How long do holds last?
Duration of Holds
The length of a payment hold can vary depending on the payment method and specific circumstances.
- Credit & Debit Cards: Holds typically last between 24 hours and 7 business days.
- PayPal: Funds may be held for up to 21 days, especially for new sellers or higher-risk transactions.
It is always best to check with your payment provider for their specific policies.
Potential Issues
While protective, payment holds can sometimes lead to problems:
- Duplicate Holds: Can occur by mistake, tying up funds unnecessarily and reducing your available balance.
- Transaction Rejections: If a hold consumes too much of your available credit or balance, subsequent transactions may be declined.
- Delayed Access to Funds: For sellers, especially small businesses, holds can disrupt cash flow by delaying access to payments.
How can individuals and businesses avoid payment holds?
While not always avoidable, you can take proactive steps to minimize the chances of a payment hold:
- Complete All Verification: Promptly provide accurate and up-to-date information for any verification processes requested by a bank or payment gateway.

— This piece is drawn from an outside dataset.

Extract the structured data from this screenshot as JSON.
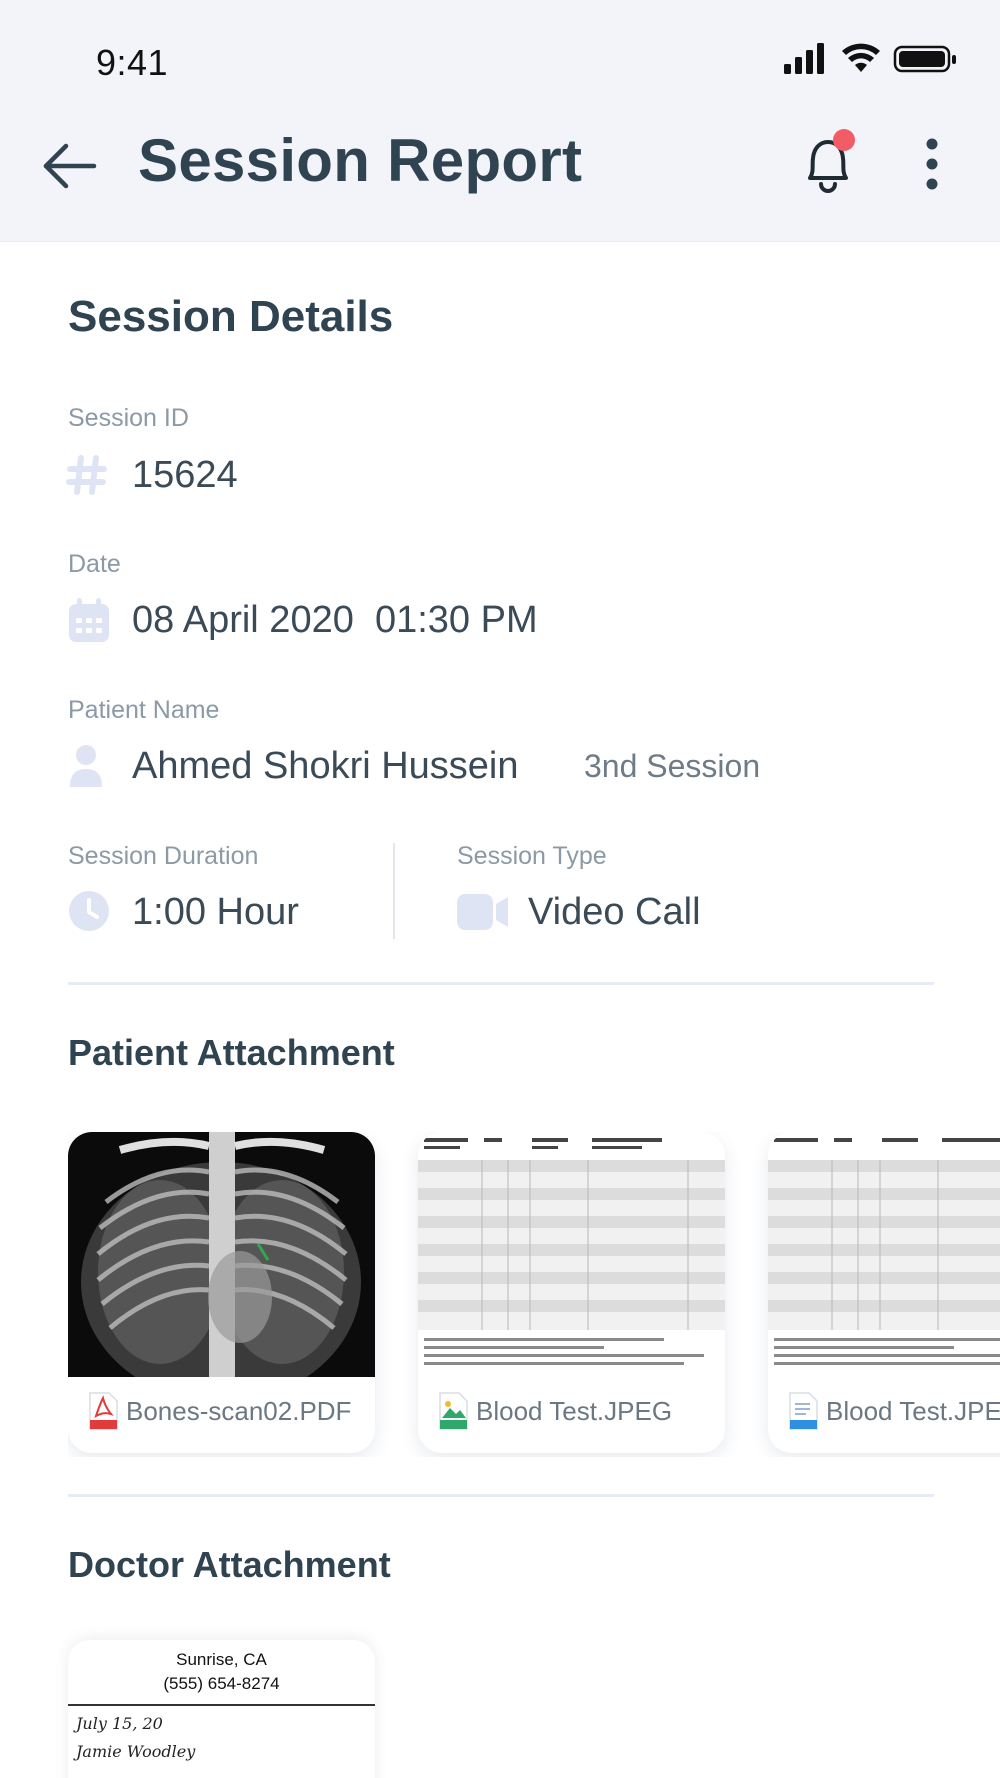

- Comply with Security Standards: Businesses handling card data should adhere to standards like PCI DSS.
- Use Security Tools: Implement two-factor authentication for customer accounts and use address verification services (AVS) to confirm billing addresses.
- Maintain Clear Communication: Businesses should be transparent with customers about payment processing times and potential delays.
- Monitor Account Activity: Regularly review your transaction history and dispute any unauthorized charges immediately.
Is it legal for companies to hold funds?
In general, it is acceptable for payment gateways to store funds. Strict adherence to regulations and the conditions specified in their merchant account agreements control their behavior.
It is frequently necessary for payment processors to temporarily retain cash in order to reduce risks such as chargebacks and fraud. Additionally, they are required by laws like KYC (Know Your Customer) and AML (Anti-Money Laundering) to keep an eye on transactions and may retain money connected to questionable activities. To learn the terms under which funds may be retained, merchants should carefully read their agreements.
Conclusion
A SaaS payment hold is a normal and legal part of modern financial security. Although having your available cash momentarily decreased can be irritating, this procedure is necessary to guard against fraud and guarantee that transactions are authentic. You can handle digital payments more confidently and manage your money more effectively if you know why and when holds happen.